The Arizona Wildcats mostly avoided the injury bug in non-conference play, with Ryan Luther’s non-shooting hand injury being the only notable ailment, but it has been biting them hard ever since.
The losses are piling up as a result.
The first victim was starting point guard Justin Coleman, who dislocated his shoulder in practice leading up to Arizona’s Pac-12 opener. Surprisingly, the senior did not miss any games, though he was limited to four minutes against Colorado, his first time coming off the bench as a Wildcat.
Two weeks later Chase Jeter took a hard fall early in the first half against Oregon State, causing him to miss two games with back spasms before returning Thursday at ASU, albeit at “40 or 50 percent” health, according to head coach Sean Miller.
But as Jeter returned in limited fashion, Brandon Williams took his spot on the bench due to a troublesome right knee that he tweaked at UCLA last Saturday.
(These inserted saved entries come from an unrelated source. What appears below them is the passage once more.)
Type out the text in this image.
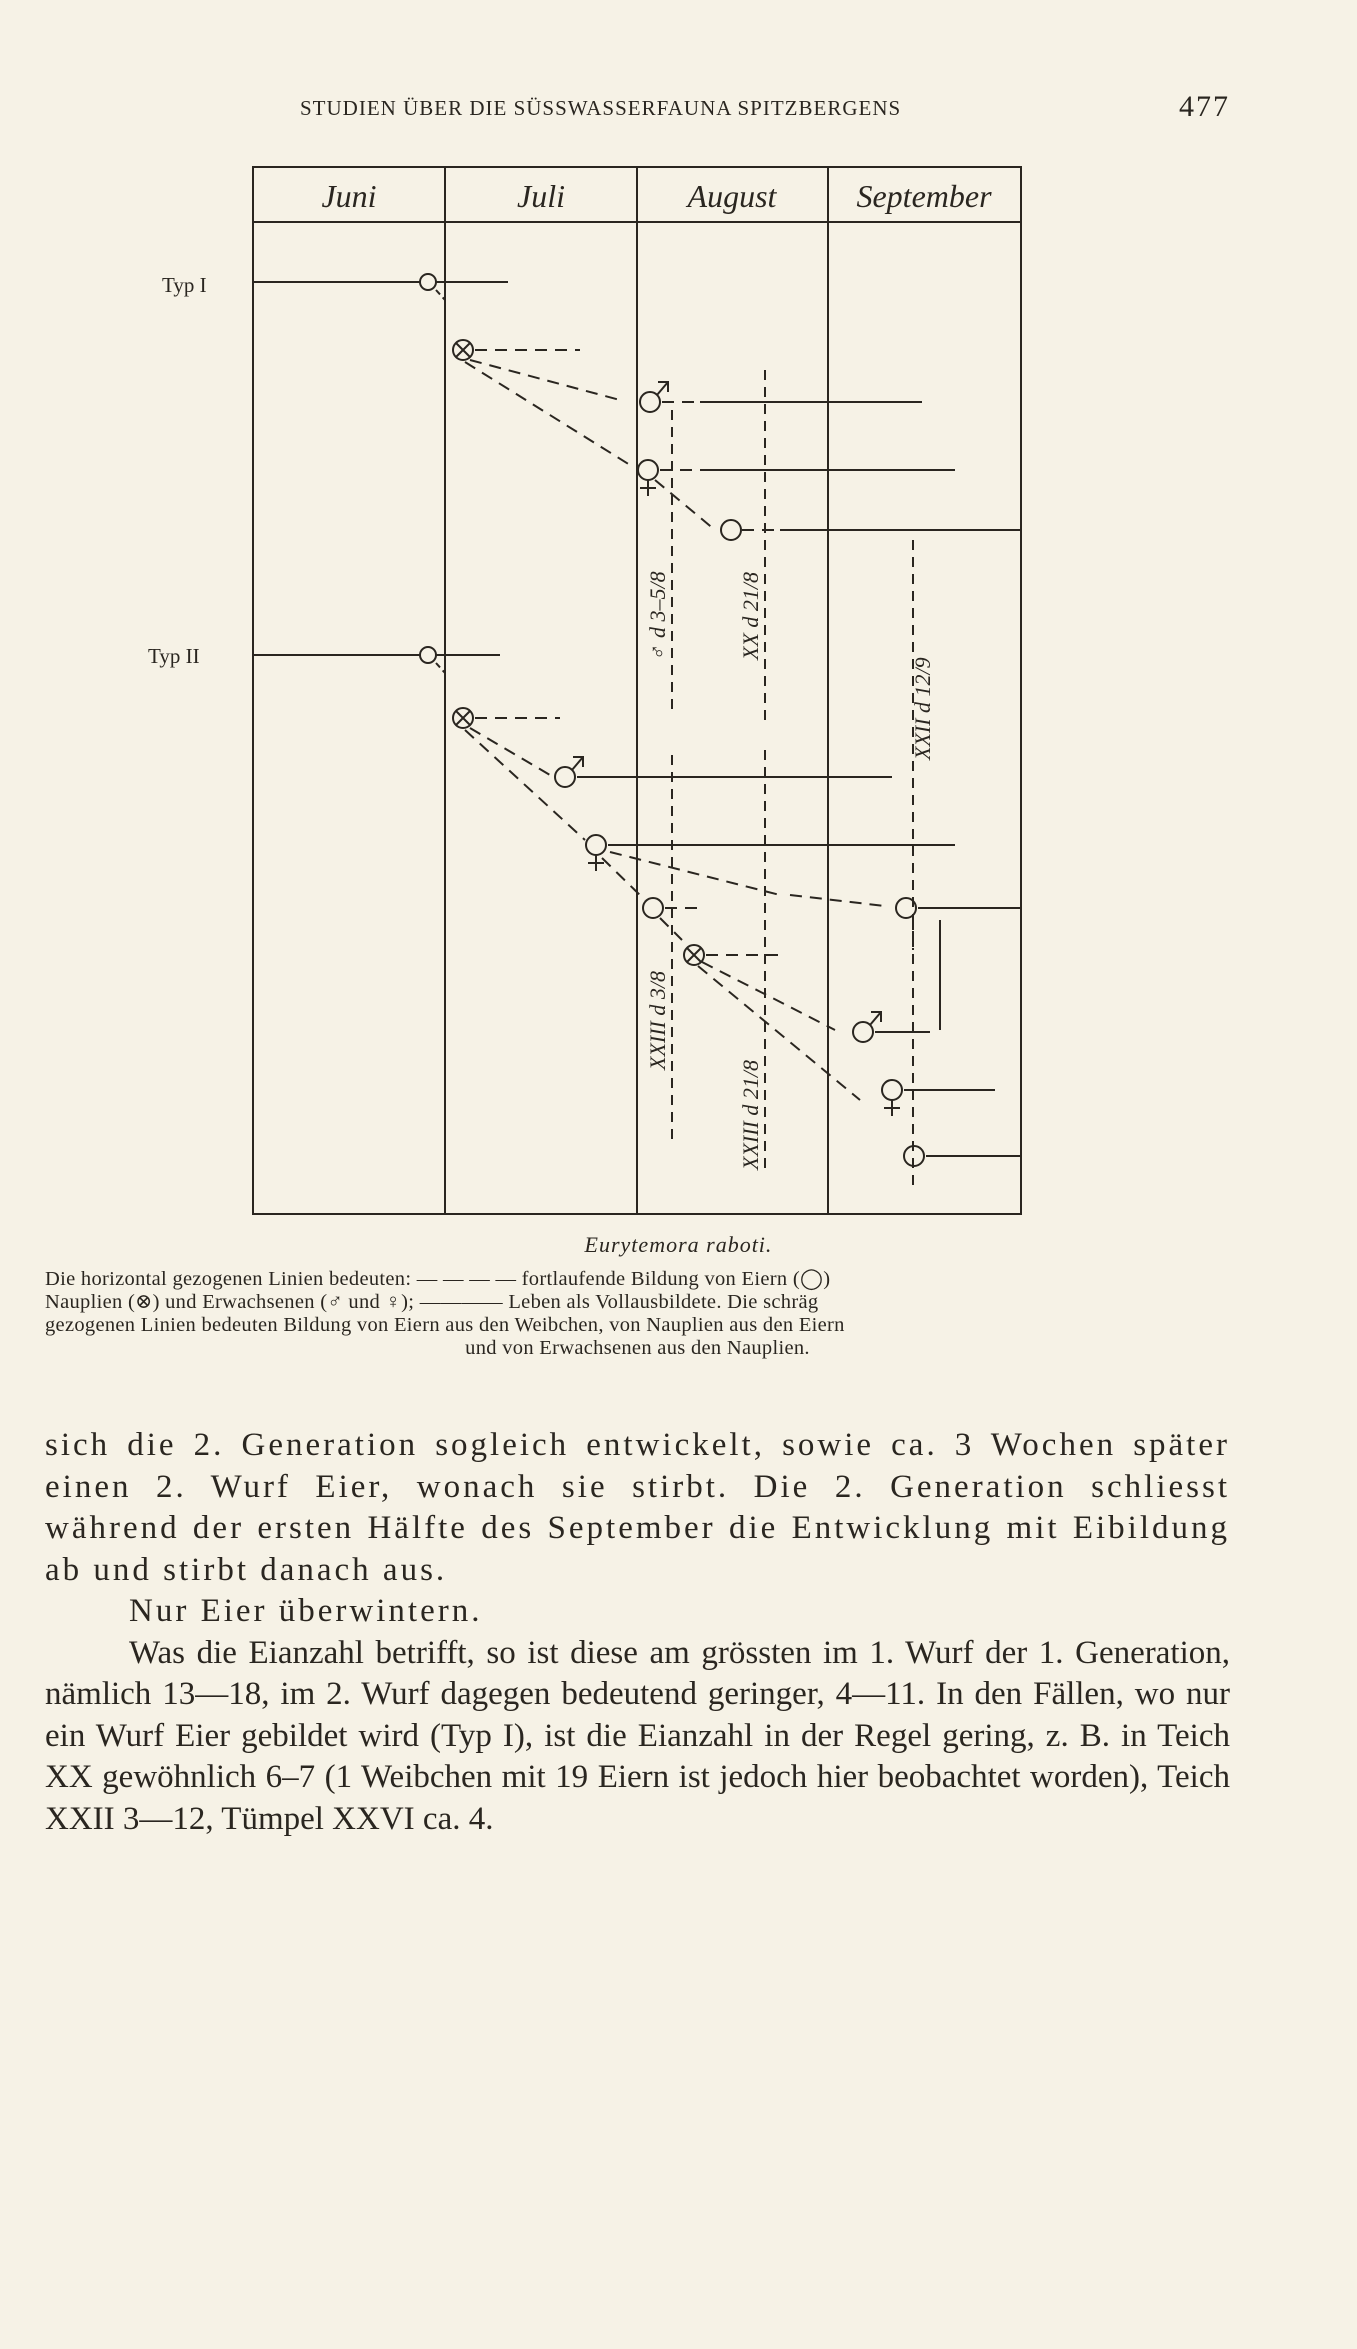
STUDIEN ÜBER DIE SÜSSWASSERFAUNA SPITZBERGENS	477
Juni	Juli	August	September
Typ I
Typ II	♂ d 3–5/8	XX d 21/8
XXII d 12/9
XXIII d 3/8
XXIII d 21/8
Eurytemora raboti.

Die horizontal gezogenen Linien bedeuten: — — — — fortlaufende Bildung von Eiern (◯)

Nauplien (⊗) und Erwachsenen (♂ und ♀); ———— Leben als Vollausbildete. Die schräg

gezogenen Linien bedeuten Bildung von Eiern aus den Weibchen, von Nauplien aus den Eiern

und von Erwachsenen aus den Nauplien.

sich die 2. Generation sogleich entwickelt, sowie ca. 3 Wochen später einen 2. Wurf Eier, wonach sie stirbt. Die 2. Generation schliesst während der ersten Hälfte des September die Entwicklung mit Eibildung ab und stirbt danach aus.

Nur Eier überwintern.

Was die Eianzahl betrifft, so ist diese am grössten im 1. Wurf der 1. Generation, nämlich 13—18, im 2. Wurf dagegen bedeutend geringer, 4—11. In den Fällen, wo nur ein Wurf Eier gebildet wird (Typ I), ist die Eianzahl in der Regel gering, z. B. in Teich XX gewöhnlich 6–7 (1 Weibchen mit 19 Eiern ist jedoch hier beobachtet worden), Teich XXII 3—12, Tümpel XXVI ca. 4.
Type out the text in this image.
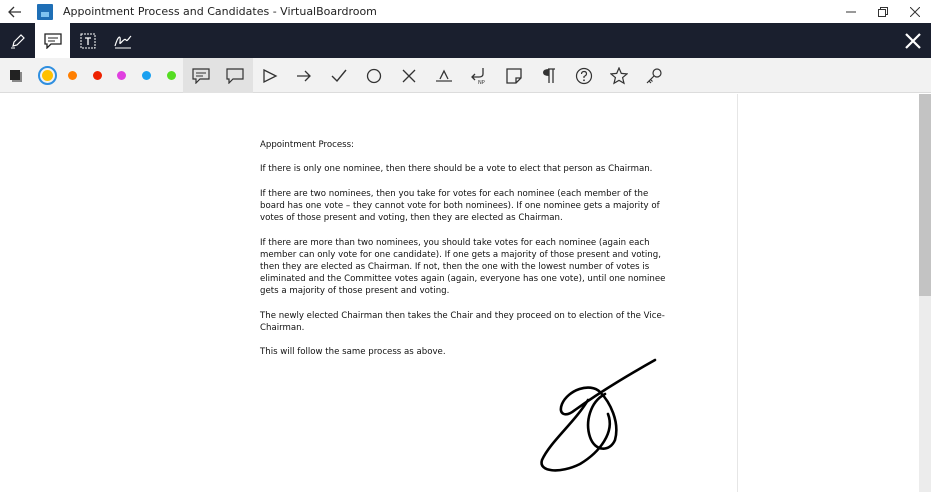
Appointment Process and Candidates - VirtualBoardroom
NP

Appointment Process:

If there is only one nominee, then there should be a vote to elect that person as Chairman.

If there are two nominees, then you take for votes for each nominee (each member of the board has one vote – they cannot vote for both nominees). If one nominee gets a majority of votes of those present and voting, then they are elected as Chairman.

If there are more than two nominees, you should take votes for each nominee (again each member can only vote for one candidate). If one gets a majority of those present and voting, then they are elected as Chairman. If not, then the one with the lowest number of votes is eliminated and the Committee votes again (again, everyone has one vote), until one nominee gets a majority of those present and voting.

The newly elected Chairman then takes the Chair and they proceed on to election of the Vice-Chairman.

This will follow the same process as above.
The timing could not have been worse for the freshman, who was coming off a Los Angeles road trip in which he was UA’s lone bright spot, playing what Miller called “the best basketball of his career.”
The Wildcats nearly stole a win in Tempe anyway, and having their best guard on the court could have been the difference in a close game that required overtime.
Miller declined to elaborate on Williams’ injury, other than saying Williams’ right knee was sore. ESPN’s Molly McGrath went a step further by calling it significant pain and swelling.
That is never a good sign for the Southern California native, who missed his entire junior season of high school after having surgery on that knee to correct osteochondritis dissecans, a joint condition in which bone underneath the cartilage of a joint dies due to lack of blood flow.
“It’s that knee,” Miller said when asked if that surgery could be related to Williams’ most recent injury. “I think time will tell.”
Williams’ knee was also an issue on Dec. 19 against Montana when he played a season-low 23 minutes off the bench.
The Wildcats had only used two different starting lineups up until that game. As of Thursday’s game at ASU, they have used eight. Even crazier is Arizona has used a different starting lineup in each of its last six games and four entirely new starting lineups in the last four.
That, of course, has been by necessity because of all the injuries and Emmanuel Akot inexplicably quitting the team after the Bay Area road trip.
All that shuffling has hurt the Wildcats tremendously. They have lost three straight and four of their last five. Their offensive efficiency in the last four games is 103.9, nearly six points below their season average, per KenPom.
Their defense has taken an even bigger hit, surrendering an offensive efficiency of 117.1, more than 20 points above their season average. Players have noted there have been lapses in communication, a problem that can emerge when roles are changing and players are coming in and out of the lineup.
Before Jeter, the quarterback of Arizona’s defense and its best interior defender, banged up his back, the Wildcats were 23rd in the country in defensive efficiency. Now they are 55th.
Miller has repeatedly said this season that the Wildcats have a razor thin margin for error because they are not as talented as usual. That doesn’t just mean playing hard and being cohesive. It also means staying healthy.
“We have to get healthy and that will be our best chance to win a game,” Miller said. “But it’s going to be hard for us to win a game with the limitations we have at the moment.”